Tip #5 Pay down your mortgage with your income tax refunds each year. If you are in the position where you get an income tax refund each year, send that money directly off to your mortgage lender as an extra payment on the principle of your mortgage loan. You won’t miss the money in any way, and your mortgage will get a nice reduction which will save you a ton of interest over time.

Tip #6 Pay down your mortgage with windfall money which comes into your life. Just about everyone finds themselves with money they were not expecting at some point or another. Maybe you inherited some money from a distant relative or you got a nice holiday bonus at work? Take all of your extra windfall cash and send it, or a large portion of it, to your mortgage lender as a lump-sum payment towards your mortgage loan.
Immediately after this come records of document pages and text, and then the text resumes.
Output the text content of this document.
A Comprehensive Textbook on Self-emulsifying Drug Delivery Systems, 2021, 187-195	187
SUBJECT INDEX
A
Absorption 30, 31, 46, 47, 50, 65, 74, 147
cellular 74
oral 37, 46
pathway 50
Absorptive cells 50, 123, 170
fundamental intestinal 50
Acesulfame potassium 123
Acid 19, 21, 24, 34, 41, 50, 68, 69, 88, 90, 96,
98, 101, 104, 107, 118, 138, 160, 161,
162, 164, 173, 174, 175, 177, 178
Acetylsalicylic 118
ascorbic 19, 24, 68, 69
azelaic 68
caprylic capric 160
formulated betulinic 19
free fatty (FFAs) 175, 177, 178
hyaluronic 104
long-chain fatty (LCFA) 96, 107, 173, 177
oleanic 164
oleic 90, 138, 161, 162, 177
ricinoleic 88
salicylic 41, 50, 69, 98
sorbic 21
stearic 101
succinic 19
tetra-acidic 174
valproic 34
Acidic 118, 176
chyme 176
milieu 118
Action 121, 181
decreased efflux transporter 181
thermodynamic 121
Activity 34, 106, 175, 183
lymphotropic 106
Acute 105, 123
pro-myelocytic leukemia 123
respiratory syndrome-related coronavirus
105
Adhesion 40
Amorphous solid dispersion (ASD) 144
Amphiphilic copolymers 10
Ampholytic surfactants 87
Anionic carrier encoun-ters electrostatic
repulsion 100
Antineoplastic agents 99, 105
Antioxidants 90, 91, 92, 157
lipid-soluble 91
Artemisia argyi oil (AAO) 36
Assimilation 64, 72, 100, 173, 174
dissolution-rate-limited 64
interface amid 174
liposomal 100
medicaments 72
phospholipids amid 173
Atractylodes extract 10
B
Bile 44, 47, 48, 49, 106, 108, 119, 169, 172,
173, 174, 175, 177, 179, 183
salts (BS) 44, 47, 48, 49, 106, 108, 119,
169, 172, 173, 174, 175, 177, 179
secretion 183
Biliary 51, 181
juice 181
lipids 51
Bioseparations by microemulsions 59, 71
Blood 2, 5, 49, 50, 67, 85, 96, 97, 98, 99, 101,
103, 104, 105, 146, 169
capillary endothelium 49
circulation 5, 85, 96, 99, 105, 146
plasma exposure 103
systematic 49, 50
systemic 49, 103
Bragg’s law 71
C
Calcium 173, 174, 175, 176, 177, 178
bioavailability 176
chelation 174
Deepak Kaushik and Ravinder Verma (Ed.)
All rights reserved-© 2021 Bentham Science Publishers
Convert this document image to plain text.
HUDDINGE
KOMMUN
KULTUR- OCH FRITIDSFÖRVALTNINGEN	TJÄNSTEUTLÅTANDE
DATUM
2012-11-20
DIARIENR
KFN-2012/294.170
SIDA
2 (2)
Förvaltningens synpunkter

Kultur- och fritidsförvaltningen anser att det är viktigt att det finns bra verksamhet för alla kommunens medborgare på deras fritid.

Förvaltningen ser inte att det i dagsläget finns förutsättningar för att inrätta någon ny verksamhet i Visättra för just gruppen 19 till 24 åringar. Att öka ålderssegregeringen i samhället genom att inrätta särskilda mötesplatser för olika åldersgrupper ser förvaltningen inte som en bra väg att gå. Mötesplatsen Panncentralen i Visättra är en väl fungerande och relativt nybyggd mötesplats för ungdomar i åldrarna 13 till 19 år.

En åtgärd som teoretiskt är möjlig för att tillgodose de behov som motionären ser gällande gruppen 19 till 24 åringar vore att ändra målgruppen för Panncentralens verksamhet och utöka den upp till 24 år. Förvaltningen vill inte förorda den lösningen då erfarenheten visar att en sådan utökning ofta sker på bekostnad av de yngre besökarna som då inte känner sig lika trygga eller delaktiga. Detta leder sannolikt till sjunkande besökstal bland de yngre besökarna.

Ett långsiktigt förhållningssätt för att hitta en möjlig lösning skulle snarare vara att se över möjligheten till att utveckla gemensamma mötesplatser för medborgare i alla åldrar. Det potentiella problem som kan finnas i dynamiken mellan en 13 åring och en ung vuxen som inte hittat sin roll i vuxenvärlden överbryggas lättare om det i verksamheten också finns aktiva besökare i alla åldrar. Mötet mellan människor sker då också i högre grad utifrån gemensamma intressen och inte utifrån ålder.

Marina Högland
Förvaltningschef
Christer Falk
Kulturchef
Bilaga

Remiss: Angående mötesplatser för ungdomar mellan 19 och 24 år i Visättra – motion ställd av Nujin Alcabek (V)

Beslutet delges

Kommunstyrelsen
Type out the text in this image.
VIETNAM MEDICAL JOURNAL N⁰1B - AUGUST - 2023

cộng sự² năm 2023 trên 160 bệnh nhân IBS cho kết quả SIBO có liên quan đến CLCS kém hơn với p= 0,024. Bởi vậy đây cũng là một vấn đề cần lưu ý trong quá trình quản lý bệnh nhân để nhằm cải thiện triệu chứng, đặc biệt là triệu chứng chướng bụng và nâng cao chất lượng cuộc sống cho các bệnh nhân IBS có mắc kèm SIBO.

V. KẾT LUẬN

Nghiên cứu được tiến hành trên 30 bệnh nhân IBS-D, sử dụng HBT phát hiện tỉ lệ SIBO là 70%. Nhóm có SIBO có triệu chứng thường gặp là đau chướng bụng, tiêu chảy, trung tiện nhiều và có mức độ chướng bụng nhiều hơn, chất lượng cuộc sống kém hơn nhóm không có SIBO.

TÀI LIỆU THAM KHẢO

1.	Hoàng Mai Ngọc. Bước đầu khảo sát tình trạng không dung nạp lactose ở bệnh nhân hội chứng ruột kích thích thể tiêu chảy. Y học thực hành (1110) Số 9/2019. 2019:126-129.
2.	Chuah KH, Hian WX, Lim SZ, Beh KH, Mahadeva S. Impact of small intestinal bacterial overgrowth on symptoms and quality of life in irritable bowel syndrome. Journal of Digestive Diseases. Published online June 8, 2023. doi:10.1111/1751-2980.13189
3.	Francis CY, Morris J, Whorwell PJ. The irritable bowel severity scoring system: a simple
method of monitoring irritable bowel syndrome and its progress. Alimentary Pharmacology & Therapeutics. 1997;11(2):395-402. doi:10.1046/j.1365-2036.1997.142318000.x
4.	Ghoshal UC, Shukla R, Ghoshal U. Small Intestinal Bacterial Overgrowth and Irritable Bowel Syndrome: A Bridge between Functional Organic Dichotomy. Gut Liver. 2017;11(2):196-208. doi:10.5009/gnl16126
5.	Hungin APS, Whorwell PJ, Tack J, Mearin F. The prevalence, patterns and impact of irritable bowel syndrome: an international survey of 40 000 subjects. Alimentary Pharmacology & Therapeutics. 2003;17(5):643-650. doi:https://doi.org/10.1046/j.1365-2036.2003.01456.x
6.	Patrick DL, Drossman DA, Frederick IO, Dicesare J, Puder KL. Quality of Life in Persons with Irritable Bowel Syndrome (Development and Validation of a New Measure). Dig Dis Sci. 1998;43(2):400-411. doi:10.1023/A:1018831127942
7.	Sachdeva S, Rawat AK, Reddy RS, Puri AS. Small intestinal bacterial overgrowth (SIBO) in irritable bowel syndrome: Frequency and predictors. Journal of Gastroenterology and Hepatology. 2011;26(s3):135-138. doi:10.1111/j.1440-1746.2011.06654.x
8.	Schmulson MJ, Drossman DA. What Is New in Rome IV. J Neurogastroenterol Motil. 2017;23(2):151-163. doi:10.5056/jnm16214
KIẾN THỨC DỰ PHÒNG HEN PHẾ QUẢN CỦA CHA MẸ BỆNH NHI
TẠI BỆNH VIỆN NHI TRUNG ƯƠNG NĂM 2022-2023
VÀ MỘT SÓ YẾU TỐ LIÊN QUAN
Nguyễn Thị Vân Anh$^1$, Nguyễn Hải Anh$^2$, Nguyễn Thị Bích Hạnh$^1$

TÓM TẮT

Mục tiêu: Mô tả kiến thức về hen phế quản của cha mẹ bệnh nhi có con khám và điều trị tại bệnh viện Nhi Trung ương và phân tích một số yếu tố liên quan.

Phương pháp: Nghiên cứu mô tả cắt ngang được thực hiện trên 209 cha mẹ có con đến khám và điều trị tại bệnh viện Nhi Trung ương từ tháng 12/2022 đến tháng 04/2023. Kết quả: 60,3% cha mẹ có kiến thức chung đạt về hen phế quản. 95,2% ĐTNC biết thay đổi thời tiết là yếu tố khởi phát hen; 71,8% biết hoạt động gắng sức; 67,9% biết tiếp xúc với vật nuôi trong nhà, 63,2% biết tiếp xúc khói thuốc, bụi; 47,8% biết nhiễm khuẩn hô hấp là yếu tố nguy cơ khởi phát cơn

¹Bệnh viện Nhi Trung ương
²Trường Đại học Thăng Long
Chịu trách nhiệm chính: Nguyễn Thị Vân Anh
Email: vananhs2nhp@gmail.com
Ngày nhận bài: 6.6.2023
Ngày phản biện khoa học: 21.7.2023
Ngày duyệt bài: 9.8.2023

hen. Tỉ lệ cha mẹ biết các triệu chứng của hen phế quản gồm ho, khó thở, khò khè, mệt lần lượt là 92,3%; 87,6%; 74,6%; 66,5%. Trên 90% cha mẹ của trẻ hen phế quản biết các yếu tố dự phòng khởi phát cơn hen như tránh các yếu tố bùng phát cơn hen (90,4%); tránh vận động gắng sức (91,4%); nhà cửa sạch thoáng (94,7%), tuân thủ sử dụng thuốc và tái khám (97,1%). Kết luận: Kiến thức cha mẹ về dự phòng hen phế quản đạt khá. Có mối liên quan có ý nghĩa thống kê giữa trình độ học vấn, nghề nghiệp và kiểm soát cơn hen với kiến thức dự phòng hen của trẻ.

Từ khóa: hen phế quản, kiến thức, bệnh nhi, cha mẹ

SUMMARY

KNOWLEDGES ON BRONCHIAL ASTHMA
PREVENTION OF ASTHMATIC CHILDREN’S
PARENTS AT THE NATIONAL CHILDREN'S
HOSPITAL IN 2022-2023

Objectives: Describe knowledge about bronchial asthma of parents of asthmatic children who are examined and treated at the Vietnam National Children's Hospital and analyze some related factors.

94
Again, this is a way to whittle down your mortgage loan without feeling the pain of coming up with extra cash out of your month-to-month budget.

Tip #7 Maintain your payments even if you are able to renew your mortgage at a lower rate. When you renew your mortgage and find that you are able to get a lower rate (with the resulting lower payment) ignore the lower payment and continue to pay what you were paying before the new term took effect. All of the extra money paid will go towards the principle of your loan and once again you do not feel like you have to come up with extra money to make the extra principle payments with.

Tip #8 Round up you mortgage payments. Assume for a moment that your mortgage payment is $756 per month. You can very easily add extra principle payments on your mortgage by paying a more rounded number, such as $775 or $800 each month. Over time, by rounding up, the payments will lower your overall mortgage debt.

Tip #9 Squeeze extra money out of your budget or extra income. Most people have some money left over at the end of the month which is sitting in their checking accounts. Make a point to always squeeze out any available money and pay extra principle payments on your mortgage. Alternatively, if you have a second job or a way of earning extra income, use some of that money to pay down your mortgage.

Tip #10 Think about getting a variable rate mortgage. It has been shown that variable rate mortgages can save you money over time. If you can deal with the rate fluctuations, a variable rate mortgage is worth serious consideration.